Internal versus external
For most systems, an internal ATA/ATAPI DVD burner is the best and most economical choice. However, DVD burners are also available in external variants that connect to a PC using the USB 2.0 and/or FireWire interfaces. Although external drives are more expensive than internal models, they do have a couple of advantages. First, you can share an external drive among several systems, for example for doing periodic backups. Second, an external drive can be used with a notebook computer or other system that doesn't permit installing an internal drive. If an external drive is right for your needs, choosing a model that provides both USB 2.0 and FireWire interfaces offers the most flexibility.
Plextor makes the best DVD writers available. They sell at a premium, but we consider their small additional cost worth paying for their superior reliability and the high quality of the discs they write. The Plextor PX-716A, their flagship model, is superb. It has every imaginable feature, top-notch performance, and is built like a tank. The Plextor PX-740A, their economy model, has a smaller buffer and fewer features, but is built to Plextor's usual high standards. For an external DVD writer, we recommend the Plextor PX-716UF, which provides both USB 2.0 and FireWire interfaces.
DRIVES THAT DON'T DIE
In the decade or more that we've been using (and abusing) Plextor drives, we've had only one Plextor die on us. And that one didn't die of natural causes; it was murdered. (Robert rammed his knee into the drive tray while it was extended, ripping it out of the drive.) During one extended testing session, we used a Plextor PX-716A drive to burn an entire spindle of 50 DVD+R discs one after the other, inserting a new disc as soon as the preceding one ejected. Every disc from first to last was perfect. The drive wasn't even breathing hard.
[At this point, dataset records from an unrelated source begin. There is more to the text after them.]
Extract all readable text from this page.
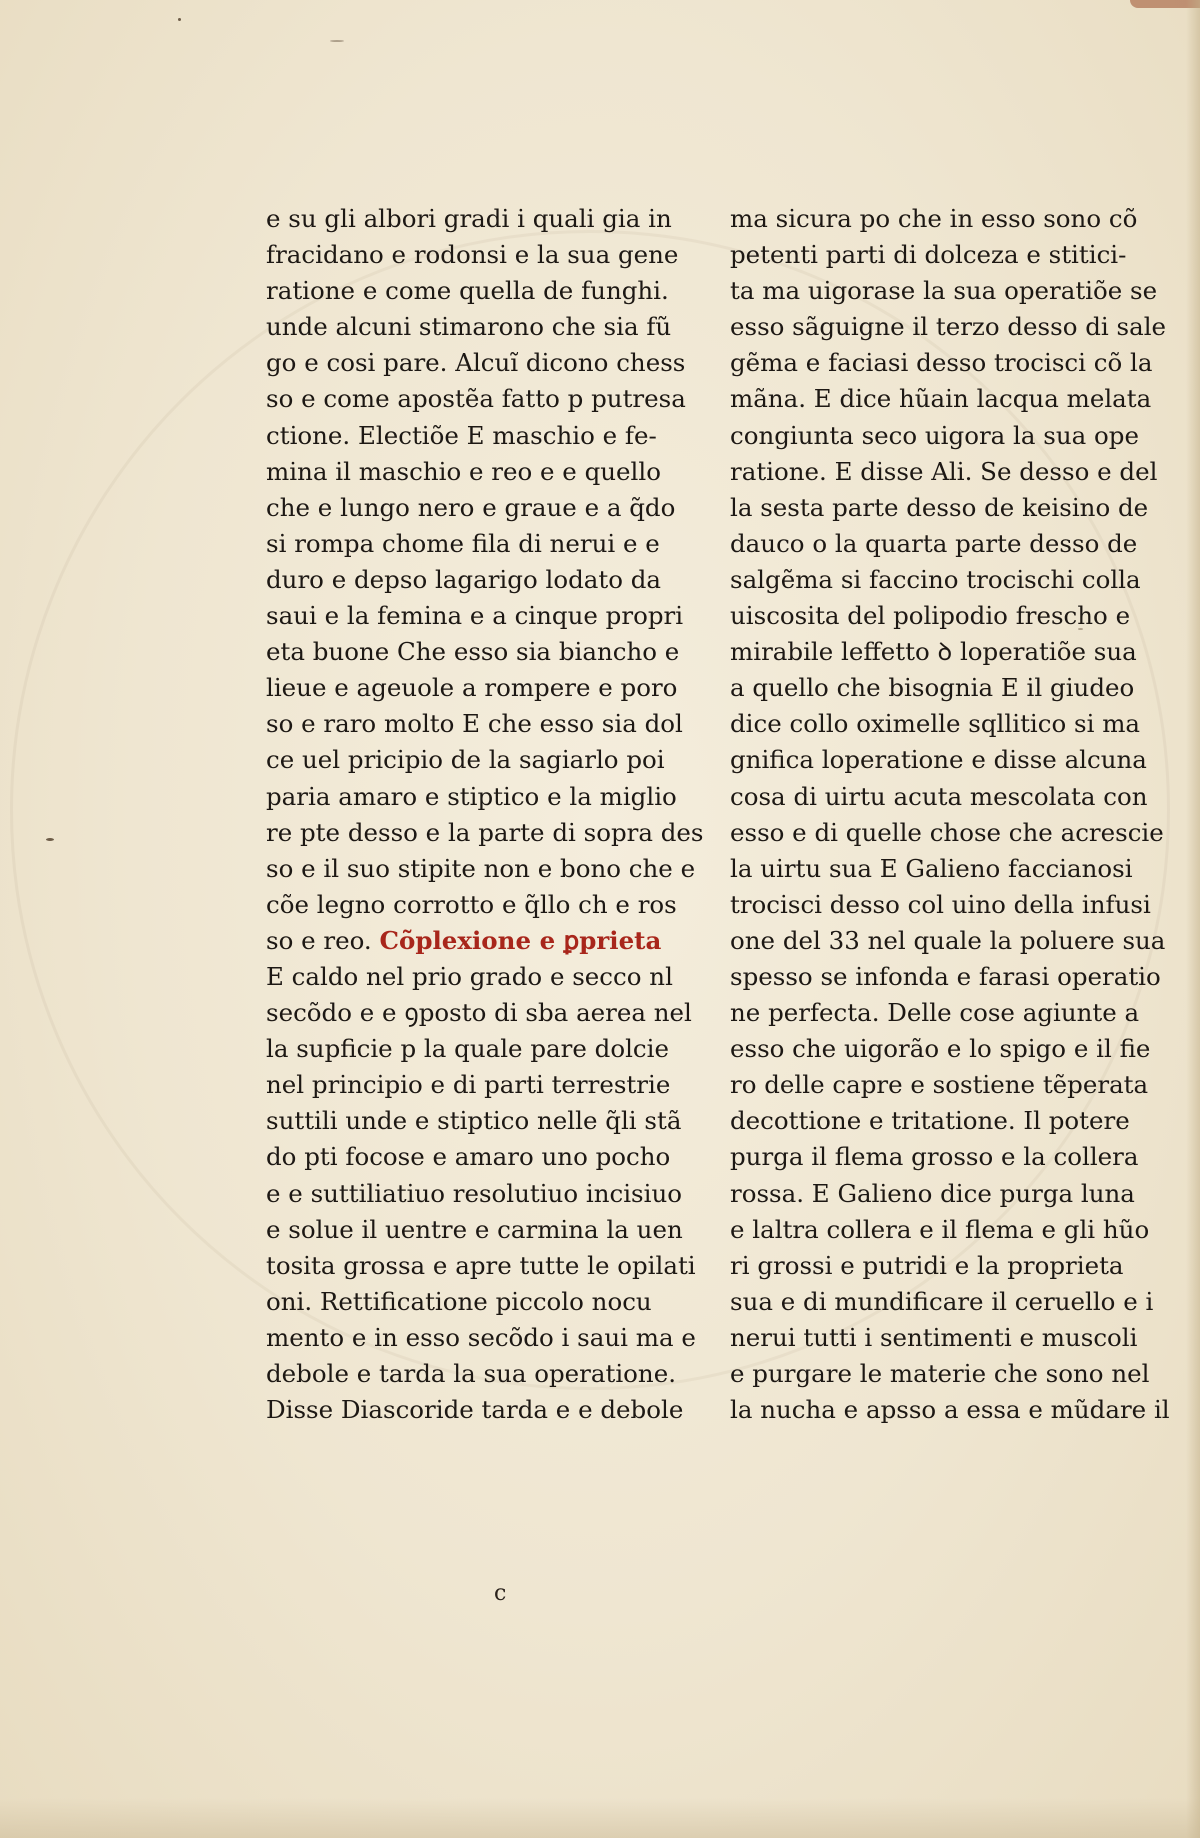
e su gli albori gradi i quali gia in
fracidano e rodonsi e la sua gene
ratione e come quella de funghi.
unde alcuni stimarono che sia fũ
go e cosi pare. Alcuĩ dicono chess
so e come apostẽa fatto p putresa
ctione. Electiõe E maschio e fe-
mina il maschio e reo e e quello
che e lungo nero e graue e a q̃do
si rompa chome fila di nerui e e
duro e depso lagarigo lodato da
saui e la femina e a cinque propri
eta buone Che esso sia biancho e
lieue e ageuole a rompere e poro
so e raro molto E che esso sia dol
ce uel pricipio de la sagiarlo poi
paria amaro e stiptico e la miglio
re pte desso e la parte di sopra des
so e il suo stipite non e bono che e
cõe legno corrotto e q̃llo ch e ros
so e reo. Cõplexione e ꝑprieta
E caldo nel prio grado e secco nl
secõdo e e ꝯposto di sba aerea nel
la supficie p la quale pare dolcie
nel principio e di parti terrestrie
suttili unde e stiptico nelle q̃li stã
do pti focose e amaro uno pocho
e e suttiliatiuo resolutiuo incisiuo
e solue il uentre e carmina la uen
tosita grossa e apre tutte le opilati
oni. Rettificatione piccolo nocu
mento e in esso secõdo i saui ma e
debole e tarda la sua operatione.
Disse Diascoride tarda e e debole
ma sicura po che in esso sono cõ
petenti parti di dolceza e stitici-
ta ma uigorase la sua operatiõe se
esso sãguigne il terzo desso di sale
gẽma e faciasi desso trocisci cõ la
mãna. E dice hũain lacqua melata
congiunta seco uigora la sua ope
ratione. E disse Ali. Se desso e del
la sesta parte desso de keisino de
dauco o la quarta parte desso de
salgẽma si faccino trocischi colla
uiscosita del polipodio frescho e
mirabile leffetto ꝺ loperatiõe sua
a quello che bisognia E il giudeo
dice collo oximelle sqllitico si ma
gnifica loperatione e disse alcuna
cosa di uirtu acuta mescolata con
esso e di quelle chose che acrescie
la uirtu sua E Galieno faccianosi
trocisci desso col uino della infusi
one del 33 nel quale la poluere sua
spesso se infonda e farasi operatio
ne perfecta. Delle cose agiunte a
esso che uigorão e lo spigo e il fie
ro delle capre e sostiene tẽperata
decottione e tritatione. Il potere
purga il flema grosso e la collera
rossa. E Galieno dice purga luna
e laltra collera e il flema e gli hũo
ri grossi e putridi e la proprieta
sua e di mundificare il ceruello e i
nerui tutti i sentimenti e muscoli
e purgare le materie che sono nel
la nucha e apsso a essa e mũdare il
c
If you're on a tight budget, a Plextor model may be out of your price range. In that case, we recommend the NEC ND-3550A or the BenQ DW1640.
Unless you're counting pennies, we strongly recommend choosing a DVD writer rather than a less capable optical drive. Other than the SATA issue, you needn't worry about compatibility. Modern DVD writers function properly even in older systems.